Saturday, October 5, 2019

Nate Hood on THE WILD GOOSE LAKE (2019) NYFF 2019

I have a friend who confided to me that if Diao Yinan's The Wild Goose Lake was forty minutes shorter it'd be one of the best films of 2019. Perhaps. But it also wouldn't be the same film, figuratively and literally. The pauses, the padding, the interminable anhedonic stasis—these are the essential elements of Yinan's bleary-eyed neo-noir vision of industrial Wuhan. There are characters and a story, but they seem to exist solely to organize Yinan's strange images and aesthetic observations into a cohesive whole. Even the most enthusiastic reviews for the film I could find admit the plot becomes nigh incomprehensible in the last act. But this has rarely mattered for film noir devotees—consider the famous anecdote about Raymond Chandler not knowing or caring about the identity of the chauffeur's murderer in his seminal "The Big Sleep." Additionally, noir has historically been one of the few popular film genres to embrace atmosphere and introspection at the expense of momentum or excitement.

Even so, The Wild Goose Lake struggles to make proper use of its tedium. The film centers on a mobster named Zhou Zenong (Hu Ge) who goes on the run after accidentally killing a cop during a gunfight. The police are determined to stop him, but in a twist reminiscent of Fritz Land's noir-progenitor M (1931) so are his fellow criminals. Pissing off the cops is bad for business, you see, and only by killing Zhou will they get the authorities to leave them alone. Along the way he meets Liu Aiai (Gwei Lun-mei), a prostitute who either wants to help him, betray him, or both. Or perhaps neither? It hardly matters; the specifics of her role scarcely seem more important than her necessity as a noir archetype.

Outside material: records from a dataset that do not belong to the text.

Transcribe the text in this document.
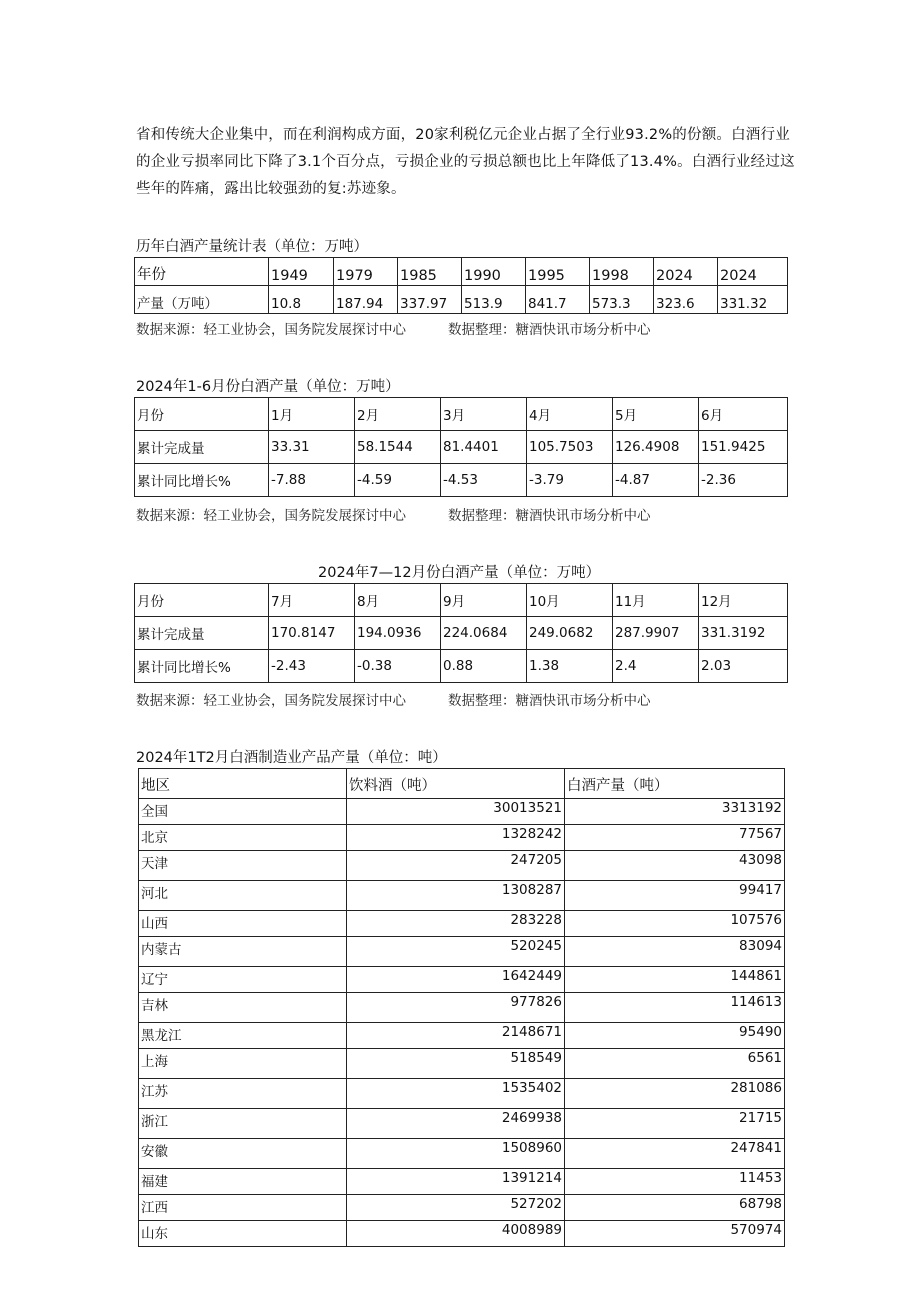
省和传统大企业集中，而在利润构成方面，20家利税亿元企业占据了全行业93.2%的份额。白酒行业的企业亏损率同比下降了3.1个百分点，亏损企业的亏损总额也比上年降低了13.4%。白酒行业经过这些年的阵痛，露出比较强劲的复:苏迹象。
历年白酒产量统计表（单位：万吨）
年份	1949	1979	1985	1990	1995	1998	2024	2024
产量（万吨）	10.8	187.94	337.97	513.9	841.7	573.3	323.6	331.32
数据来源：轻工业协会，国务院发展探讨中心	数据整理：糖酒快讯市场分析中心
2024年1-6月份白酒产量（单位：万吨）
月份	1月	2月	3月	4月	5月	6月
累计完成量	33.31	58.1544	81.4401	105.7503	126.4908	151.9425
累计同比增长%	-7.88	-4.59	-4.53	-3.79	-4.87	-2.36
数据来源：轻工业协会，国务院发展探讨中心	数据整理：糖酒快讯市场分析中心
2024年7—12月份白酒产量（单位：万吨）
月份	7月	8月	9月	10月	11月	12月
累计完成量	170.8147	194.0936	224.0684	249.0682	287.9907	331.3192
累计同比增长%	-2.43	-0.38	0.88	1.38	2.4	2.03
数据来源：轻工业协会，国务院发展探讨中心	数据整理：糖酒快讯市场分析中心
2024年1T2月白酒制造业产品产量（单位：吨）
地区	饮料酒（吨）	白酒产量（吨）
全国	30013521	3313192
北京	1328242	77567
天津	247205	43098
河北	1308287	99417
山西	283228	107576
内蒙古	520245	83094
辽宁	1642449	144861
吉林	977826	114613
黑龙江	2148671	95490
上海	518549	6561
江苏	1535402	281086
浙江	2469938	21715
安徽	1508960	247841
福建	1391214	11453
江西	527202	68798
山东	4008989	570974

Again, the story is secondary to Yinan's images and set pieces. And to his credit they're equally hypnotic and disturbing: a warehouse brawl between competing gangs utilizing Eisenstein montage; a midnight chase through a zoo of startled animals; an unexpected motorcycle decapitation. But to what end? That modern China exists in a listless capitalist haze? Sure, but Yinan's use of narcoleptic pacing combined with flashy spurts of ultraviolence and graphic sex has been done before, even in his own previous film Black Coal, Thin Ice (2014). Side note: Lee Harry’s Silent Night, Deadly Night Part 2 (1987) did that umbrella kill first and better.